= Wrights (textile manufacturers) =

Textile brand

Wrights is a brand of trim and other textiles for home sewing. It, and its subsidiary Lending Textile, operates using Wright, EZ Quilting, Boye and Bondex as brands. Since November 2017, it has been part of CSS Industries.

Wrights was founded in Massachusetts in 1897 as William E. Wright & Sons. Wright & Sons remained independent until 1985, when a group of shareholders—including a grandson of the founder—enabled the Newell Company to acquire a minority share in the company; by the end of the year Newell had achieved majority control and, by 1987, total ownership. In 1989 Boye Needle Company was merged into Wrights. In 2000 Conso International, a South Carolina manufacturer of trims to the wholesale trade and owners of the Simplicity Pattern brand, bought the company. Conso changed its name to Simplicity Creative Group and was acquired by Wilton Brands LLC and, in November 2017, by CSS Industries.

In 2020, CSS Industries, was sold to IG Design Group Americas, Inc.

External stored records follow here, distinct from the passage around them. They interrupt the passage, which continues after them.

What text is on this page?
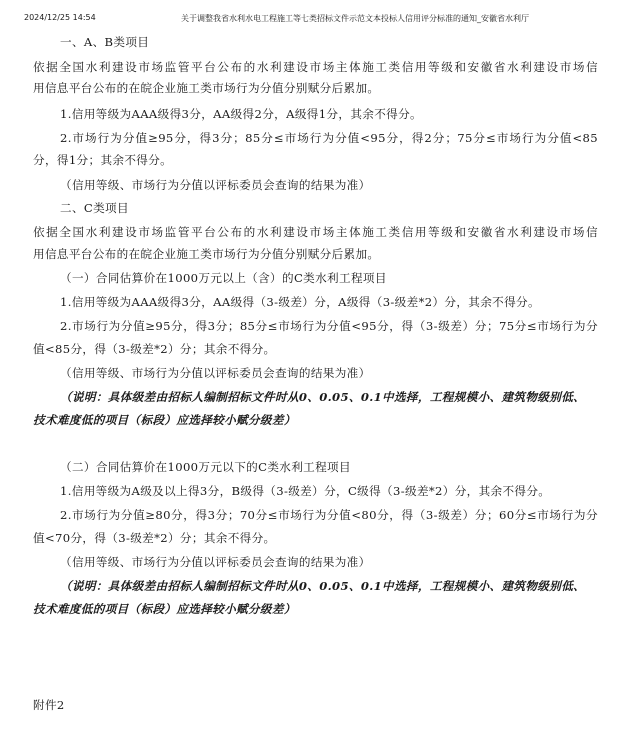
2024/12/25 14:54	关于调整我省水利水电工程施工等七类招标文件示范文本投标人信用评分标准的通知_安徽省水利厅
一、A、B类项目
依据全国水利建设市场监管平台公布的水利建设市场主体施工类信用等级和安徽省水利建设市场信
用信息平台公布的在皖企业施工类市场行为分值分别赋分后累加。
1.信用等级为AAA级得3分，AA级得2分，A级得1分，其余不得分。
2.市场行为分值≥95分，得3分；85分≤市场行为分值<95分，得2分；75分≤市场行为分值<85
分，得1分；其余不得分。
（信用等级、市场行为分值以评标委员会查询的结果为准）
二、C类项目
依据全国水利建设市场监管平台公布的水利建设市场主体施工类信用等级和安徽省水利建设市场信
用信息平台公布的在皖企业施工类市场行为分值分别赋分后累加。
（一）合同估算价在1000万元以上（含）的C类水利工程项目
1.信用等级为AAA级得3分，AA级得（3-级差）分，A级得（3-级差*2）分，其余不得分。
2.市场行为分值≥95分，得3分；85分≤市场行为分值<95分，得（3-级差）分；75分≤市场行为分
值<85分，得（3-级差*2）分；其余不得分。
（信用等级、市场行为分值以评标委员会查询的结果为准）
（说明：具体级差由招标人编制招标文件时从0、0.05、0.1中选择，工程规模小、建筑物级别低、
技术难度低的项目（标段）应选择较小赋分级差）
（二）合同估算价在1000万元以下的C类水利工程项目
1.信用等级为A级及以上得3分，B级得（3-级差）分，C级得（3-级差*2）分，其余不得分。
2.市场行为分值≥80分，得3分；70分≤市场行为分值<80分，得（3-级差）分；60分≤市场行为分
值<70分，得（3-级差*2）分；其余不得分。
（信用等级、市场行为分值以评标委员会查询的结果为准）
（说明：具体级差由招标人编制招标文件时从0、0.05、0.1中选择，工程规模小、建筑物级别低、
技术难度低的项目（标段）应选择较小赋分级差）
附件2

On June 5, 2025, IG Design Group Americas, Inc. was sold to Hilco Global for $1, who will also profit and receive 75% of all of the company's brands' sales. The company blamed rising U.S. tariffs
as part of the decision. On July 3, 2025, IG Design Group Americas, Inc., filed for Chapter 11 bankruptcy protection with plans to wind down and sell its assets.